Practise Measurement
Have a guess, even if you're not sure. Get one wrong and we'll show you why, so every miss is a chance to learn.
Timed practice
The same practice, just with a gentle clock. Pick a length and see how many you can answer.
Good to know
Each card shows a swap: how many small units fit inside one bigger one.
For grown-ups
Each question shows the instrument to read, so your child practises lining up with the marks and working out the values in between. Reading a scale accurately is a skill that carries straight into science as well as maths.
What is in this topic
- Reading a ruler for length
- Reading weighing scales for mass
- Reading a measuring jug for capacity
- Comparing measures
- Adding and subtracting measures
How to help your child with measuring
Measurement clicks when it is real and hands-on, so reach for a ruler, the kitchen scales and a measuring jug rather than the worksheet.
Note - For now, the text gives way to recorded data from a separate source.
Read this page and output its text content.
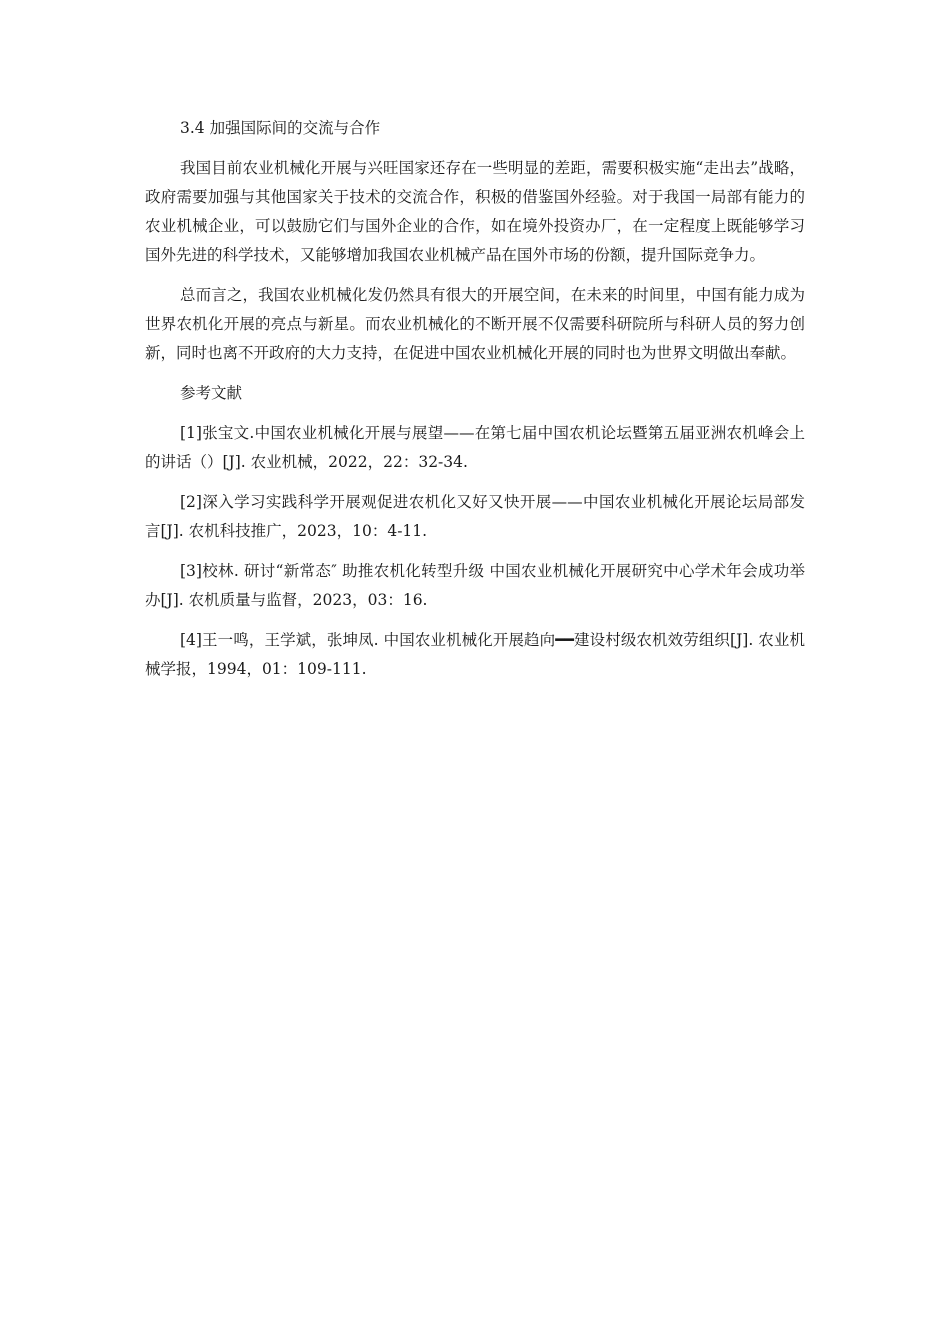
3.4 加强国际间的交流与合作

我国目前农业机械化开展与兴旺国家还存在一些明显的差距，需要积极实施“走出去”战略，政府需要加强与其他国家关于技术的交流合作，积极的借鉴国外经验。对于我国一局部有能力的农业机械企业，可以鼓励它们与国外企业的合作，如在境外投资办厂，在一定程度上既能够学习国外先进的科学技术，又能够增加我国农业机械产品在国外市场的份额，提升国际竞争力。

总而言之，我国农业机械化发仍然具有很大的开展空间，在未来的时间里，中国有能力成为世界农机化开展的亮点与新星。而农业机械化的不断开展不仅需要科研院所与科研人员的努力创新，同时也离不开政府的大力支持，在促进中国农业机械化开展的同时也为世界文明做出奉献。

参考文献

[1]张宝文.中国农业机械化开展与展望——在第七届中国农机论坛暨第五届亚洲农机峰会上的讲话（）[J]. 农业机械，2022，22：32-34.

[2]深入学习实践科学开展观促进农机化又好又快开展——中国农业机械化开展论坛局部发言[J]. 农机科技推广，2023，10：4-11.

[3]校林. 研讨“新常态″ 助推农机化转型升级 中国农业机械化开展研究中心学术年会成功举办[J]. 农机质量与监督，2023，03：16.

[4]王一鸣，王学斌，张坤凤. 中国农业机械化开展趋向━━建设村级农机效劳组织[J]. 农业机械学报，1994，01：109-111.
- Read scales together on real instruments. Find the small marks between the numbers on a ruler, scale or jug, and count them up one by one so a mark is never just guessed.
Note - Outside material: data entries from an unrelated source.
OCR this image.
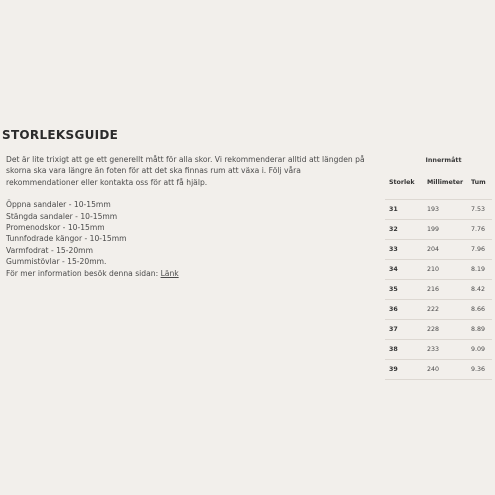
STORLEKSGUIDE

Det är lite trixigt att ge ett generellt mått för alla skor. Vi rekommenderar alltid att längden på skorna ska vara längre än foten för att det ska finnas rum att växa i. Följ våra rekommendationer eller kontakta oss för att få hjälp.

Öppna sandaler - 10-15mm
Stängda sandaler - 10-15mm
Promenodskor - 10-15mm
Tunnfodrade kängor - 10-15mm
Varmfodrat - 15-20mm
Gummistövlar - 15-20mm.

För mer information besök denna sidan: Länk

Innermått
Storlek	Millimeter	Tum
31	193	7.53
32	199	7.76
33	204	7.96
34	210	8.19
35	216	8.42
36	222	8.66
37	228	8.89
38	233	9.09
39	240	9.36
- Practise the swaps both ways. There are 100 cm in 1 m, so a piece of string that is 1 m 20 cm long is 120 cm, and 250 cm is 2 m 50 cm.
- Line up measures before adding or subtracting. To add 1 cm and 5 mm, turn the 1 cm into 10 mm first, then 10 mm plus 5 mm is 15 mm.
- Estimate first, then check. Ask how heavy a tin of beans is or how tall a chair is, guess, then measure, so the units start to mean something.
Where children get stuck
The biggest trip-up is mixing up the swaps, because length does not behave like mass and capacity. It is tempting to think 100 mm make 1 cm to match the 100 cm in a metre, when actually only 10 mm make 1 cm. The reference card pins this down: keep saying 10 mm in a cm, 100 cm in a metre, and let the two numbers sit side by side so the difference sticks.
The other common wobble is just jamming the two numbers together, reading 1 m 5 cm as 15 cm instead of 105 cm, forgetting that the metre is worth 100 cm and not 1. Remind your child to swap the metres into centimetres first: 1 m 5 cm is 100 cm plus 5 cm, which is 105 cm, and then it can be added to or compared with any other length in centimetres without the units getting tangled.